With that they embarked on their quest for their next holy grail — “neutral.”  According to the Fed, “neutral” a theoretical interest rate level that neither slows the economy nor lets it overheat. Like we said, it’s the holy grail. 

It’s also a level they admit they don’t have a clue about.

No matter. They’re paid to do this kind of thing.

They’ve insisted they need to do this because their focus has shifted to the employment side of their mandate. According to Chair Powell…

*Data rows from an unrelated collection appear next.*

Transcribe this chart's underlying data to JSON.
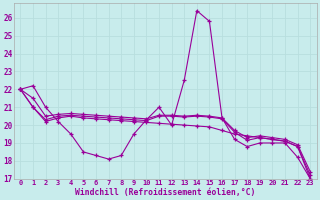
{
  "xlabel": "Windchill (Refroidissement éolien,°C)",
  "bg_color": "#c8ecec",
  "line_color": "#990099",
  "grid_color": "#b8dede",
  "xlim": [
    -0.5,
    23.5
  ],
  "ylim": [
    17,
    26.8
  ],
  "xticks": [
    0,
    1,
    2,
    3,
    4,
    5,
    6,
    7,
    8,
    9,
    10,
    11,
    12,
    13,
    14,
    15,
    16,
    17,
    18,
    19,
    20,
    21,
    22,
    23
  ],
  "yticks": [
    17,
    18,
    19,
    20,
    21,
    22,
    23,
    24,
    25,
    26
  ],
  "series": [
    [
      22.0,
      22.2,
      21.0,
      20.2,
      19.5,
      18.5,
      18.3,
      18.1,
      18.3,
      19.5,
      20.3,
      21.0,
      20.0,
      22.5,
      26.4,
      25.8,
      20.4,
      19.2,
      18.8,
      19.0,
      19.0,
      19.0,
      18.2,
      17.0
    ],
    [
      22.0,
      21.0,
      20.2,
      20.4,
      20.5,
      20.4,
      20.35,
      20.3,
      20.25,
      20.2,
      20.15,
      20.1,
      20.05,
      20.0,
      19.95,
      19.9,
      19.7,
      19.5,
      19.4,
      19.3,
      19.2,
      19.1,
      18.8,
      17.0
    ],
    [
      22.0,
      21.0,
      20.3,
      20.5,
      20.55,
      20.5,
      20.45,
      20.4,
      20.35,
      20.3,
      20.25,
      20.5,
      20.5,
      20.45,
      20.5,
      20.45,
      20.35,
      19.6,
      19.15,
      19.3,
      19.2,
      19.1,
      18.8,
      17.2
    ],
    [
      22.0,
      21.5,
      20.5,
      20.6,
      20.65,
      20.6,
      20.55,
      20.5,
      20.45,
      20.4,
      20.35,
      20.55,
      20.55,
      20.5,
      20.55,
      20.5,
      20.4,
      19.7,
      19.3,
      19.4,
      19.3,
      19.2,
      18.9,
      17.4
    ]
  ]
}
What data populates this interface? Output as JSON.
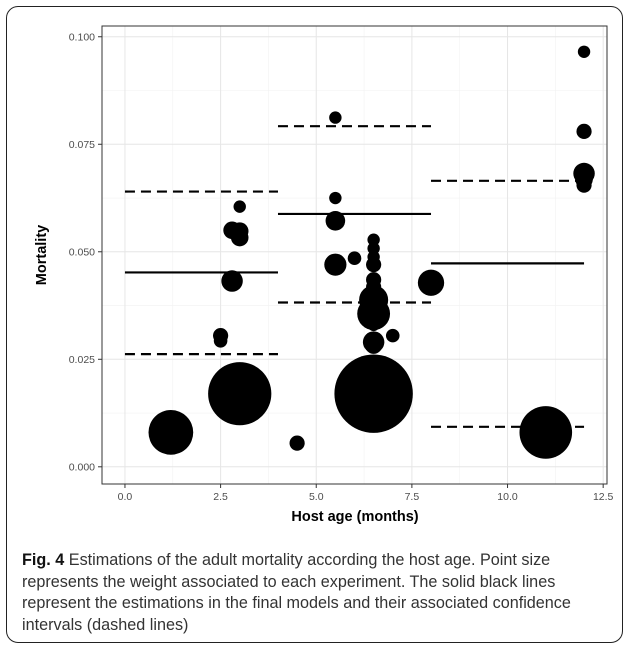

As inflation has declined and the labor market has cooled, the upside risks to inflation have diminished, and the downside risks to employment have increased. We now see the risks to achieving our employment and inflation goals as roughly in balance, and we are attentive to the risks to both sides of our dual mandate.

Translation: “Don’t worry. We got inflation. Now we have to do employment. After all, we can’t be pushing the economy into a recession…” 

The Reality Behind the Search for “Neutral”

This, of course, is all “narrative” — that is to say mostly BS. Inflation is still sticky by any number of measures. The real reason they need to lower rates is because levels above 5% are literally killing the Treasury. 

In 2024, the US Treasury rolled over roughly $8 trillion of debt. And not just any debt. It was roughly 2% debt that was being refinanced into nearly 4% debt (assuming maturities stayed relatively the same). You don’t need to be a math genius to realize this is a lousy trade where debt goes. 

But always the crafty one, Treasury Secretary Janet Yellen forged a workaround by rolling more than 84% of it (old debt plus new financing) into short-term bills — securities maturing in 6 months or less. 

Basically she was willing to pay up for a few months until Powell and company came up with a story to get rates lowered. The plan is not faring so well.

Because this year (2025) about another $3 trillion in debt will be coming due… Along with a bunch of debt rolled into short term paper last year.

Putting this in simple terms… The Treasury has another boatload of borrowing to do this year. 

In any case, the Fed had been spinning their story of conquered inflation and bringing rates down to neutral levels and feeding it to the media. Who in turn have been dutifully parroting it in all their reporting.

But… there has been one huge disbeliever in the whole bunch… 

The Bond Market

Back in September, when the Fed was insisting that they had it all under control and rates (including yields on Treasury debt) could safely come down — the bond market effectively flipped them the bird.

You can’t make this up… The very day the Fed commenced cutting, bond yields in the 10-year (the benchmark lending instrument) bottomed and started their trek higher. 

Source: Trading Economics

The other factor is the massive amount of debt that will eventually be hitting the market this coming year.  Supply and demand are still a thing.

Lately the Fed has been trying to walk back rate cut expectations for 2025. It seems they’ve come to grips with the reality that maybe it’s not quite time to go out in search of “neutral.” 

The bond market never bought it in the first place.